If working people are not to be demoralised and sink into inertia, there must be voices insisting loudly and clearly that there is an alternative, and backing that assertion up with facts and arguments. History has placed a heavy burden on our comrades in the PLP. The pressure on them to conform will be enormous. But the long-term price of conformity - the elimination of the progressive option from British politics - is simply too high. For the Socialist Campaign Group, the coming months will be a challenge. It is also clear that there is a need for a much wider and looser grouping of the Parliamentary left.

All those who believe in redistribution, who wish to defend and extend the welfare state, who want to strengthen trade unions and restore Party democracy need to be talking and working together. Equally important, they need to co-ordinate their efforts in Parliament with like minded trades unionists and Party members. Rather than hope for the best from a Labour leadership that has written them out of the script, unions need to renew independent political action. Blair says trade unions will be treated just like any other pressure group in society. Trade unions should respond by taking him at his word and exercising their right to apply pressure in accordance with their organisational weight in society which remains enormous.

At its Easter Conference, the NUT voted to organise a national demonstration "to secure additional funding for education" before the Chancellor's autumn statement. UNISON and others unions should join in, adding demands for fresh resources for the NHS, local government and other public services. With the setting up of the Low Pay Commission, there is an urgent need to restart the national campaign for a minimum wage that will put an end to poverty pay, not merely re-enforce it. UNISON, the TGWU and the GMB have strong and long-standing commitments on this issue. It is time to rally their members and demonstrate in the most forceful, public manner what they expect from the Low Pay Commission.

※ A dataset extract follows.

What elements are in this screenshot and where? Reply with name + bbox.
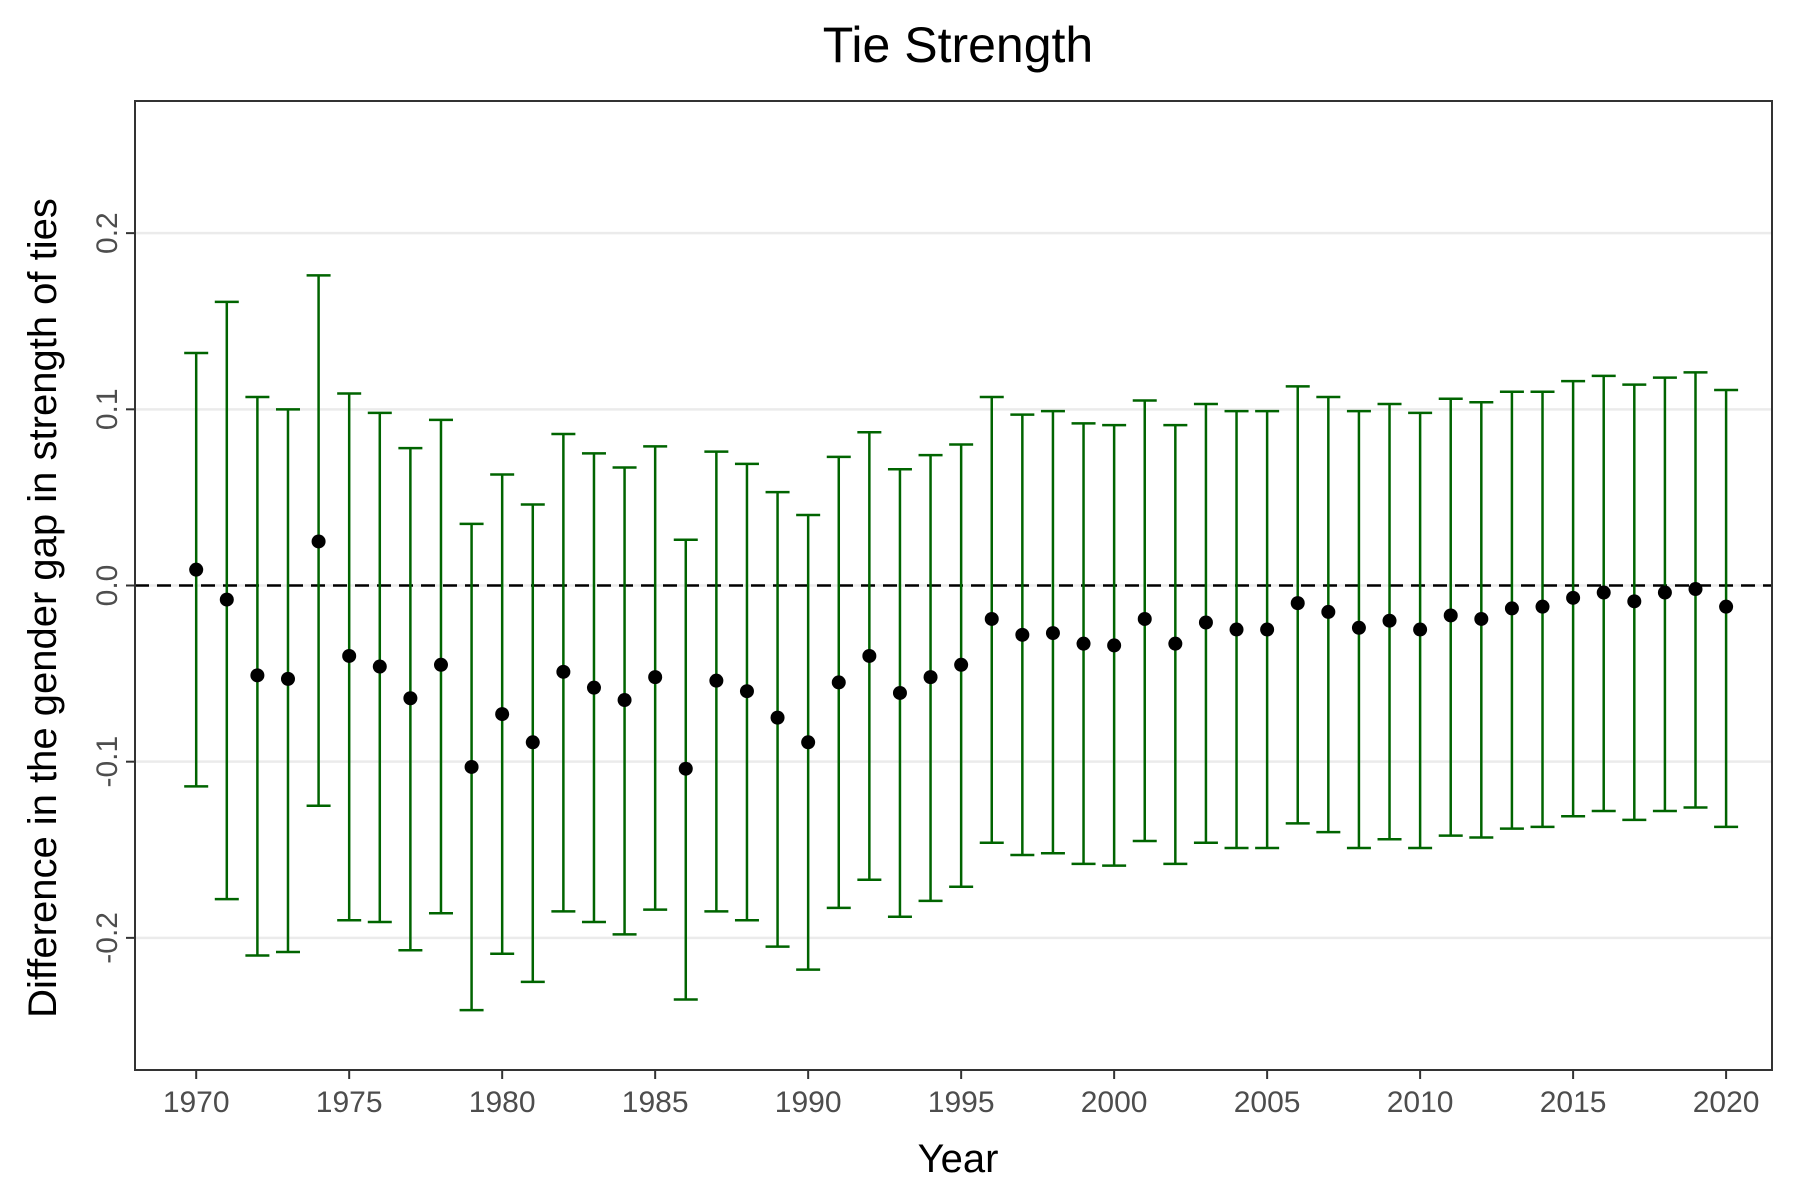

Will the Labour victory rekindle life at the grass roots of the Party? Activists should aim to build on the confidence and excitement generated by the election result by initiating wide ranging discussion about the priorities of the new Government. Our immediate task is to defeat the Labour Into Power proposals, which would further centralise policy making and block potential channels of protest from CLPs and unions. It is possible that Blair will seize the moment to push for even more drastic inner-party "reforms", the effect of which would be to insulate Parliamentary politics, and indeed party and electoral politics, from working class pressures. Labour Party members, trades unionists, councillors, community activists, and indeed all those fighting for social justice should say loud and clear that the May Day victory belongs to all of us, and that we will not allow the clique of modernisers to hijack it.